Em outro filme americano, O mentiroso, Jim Carrey interpreta um advogado que tem sua vida virada de cabeça para baixo ao ser obrigado a passar um dia inteiro sem mentir. Novamente, advogados são associados a valores condenáveis e comportamentos duvidosos. No final, uma vez mais, o personagem encontra a redenção. Carrey decide fundar sua carreira em novas bases, sem mentiras ou manipulações.
Por que advogados são associados a vilões com tanta frequência? Uma das razões pode estar no fato de que a advocacia sempre lida com o poder, em suas naturezas mais variadas. O próprio saber jurídico é um poder em si. Em um país como o Brasil, o mero acesso ao conhecimento já é a materialização de algum nível de poder.
Como em toda profissão, no Direto há bons e maus profissionais. Talvez no Brasil, por suas características culturais, os maus advogados tenham recebido maior exposição. São os que fazem uso indevido do conhecimento adquirido. Isso contribui para manchar nossa reputação.
Este livro, que chega às mãos de advogados iniciantes, apaixonados pela profissão como eu, é também uma tentativa de redenção. Por meio dele, gostaria de resgatar a aura que essa carreira já teve um dia e comunicar aos mais jovens o orgulho que tenho por exercer um dos mais nobres ofícios que um ser humano pode exercer.
O mesmo cinema que nem sempre tem sido generoso com a advocacia produziu um filme como O sol é para todos, de 1962. Poucos personagens poderiam ser mais dignos do que Atticus Finch, advogado íntegro que defende um negro acusado de estupro. Foi um filme que certamente influenciou milhões de pessoas a desejar seguir a carreira jurídica. Vivido por Gregory Peck, Atticus Finch foi um grande herói do cinema. Não somos heróis, é verdade. Também não somos o diabo de Al Pacino. Quem somos? Não sei. Não há uma resposta única.
Talvez este livro ajude o leitor a descobrir quem ele deseja ser. Quem sabe o auxilie a reconhecer sua verdadeira vocação, que tipo de inclinação deve orientar sua carreira. O que talvez se possa perseguir é, ao menos, alguma espécie de grandeza. Uma grandeza de outra ordem. Não exatamente a grandeza de uma grande causa humanitária, como salvar a vida de um inocente. O que talvez se possa e deva perseguir é a grandeza de reconhecer que somos feitos da mesma natureza, não importa a profissão. Essa natureza deve vir acompanhada de princípios inegociáveis e de traços que nos tornarão profissionais únicos, à nossa maneira.
O que precisamos descobrir é o que vai nos diferenciar em cada atividade. No meu caso, sou movido pela paixão.
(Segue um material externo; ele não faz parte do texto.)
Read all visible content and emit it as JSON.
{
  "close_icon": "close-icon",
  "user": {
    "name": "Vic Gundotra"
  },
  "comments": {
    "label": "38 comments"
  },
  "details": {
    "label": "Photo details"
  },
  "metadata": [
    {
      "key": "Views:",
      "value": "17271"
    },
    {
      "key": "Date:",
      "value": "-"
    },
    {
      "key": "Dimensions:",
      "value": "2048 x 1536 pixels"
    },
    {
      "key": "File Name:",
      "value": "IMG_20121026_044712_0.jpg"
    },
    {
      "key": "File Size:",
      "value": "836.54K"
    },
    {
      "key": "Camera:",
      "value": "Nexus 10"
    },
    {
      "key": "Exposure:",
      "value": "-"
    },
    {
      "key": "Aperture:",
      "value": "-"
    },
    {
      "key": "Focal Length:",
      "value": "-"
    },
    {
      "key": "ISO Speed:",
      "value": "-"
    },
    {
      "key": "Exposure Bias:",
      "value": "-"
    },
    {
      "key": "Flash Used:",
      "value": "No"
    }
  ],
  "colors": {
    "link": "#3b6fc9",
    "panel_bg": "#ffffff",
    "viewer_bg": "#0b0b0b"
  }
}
Acho que não há advocacia sem paixão, como provavelmente não há jornalismo sem paixão, ou medicina sem paixão, ou teatro sem paixão. É o que me diferencia. Procuro exercer essa paixão em cada gesto, em cada movimento.
A paixão se traduz em alguns princípios, dos quais jamais me desvio. São esses princípios e convicções que procuro descrever aqui, além do relato de algumas experiências de ordem bastante pessoal. É uma conversa despretensiosa, leve, voltada para o jovem profissional do Direito. Se, um dia, este livro for lembrado por alguns desses jovens advogados como um estímulo a seguir essa carreira, terei sido bem-sucedido. Eu terei, a meu modo, colaborado um pouquinho para o desenvolvimento de minha profissão e demonstrado o orgulho que sinto por ela. Espero transmitir um pouco desse orgulho a cada um dos leitores.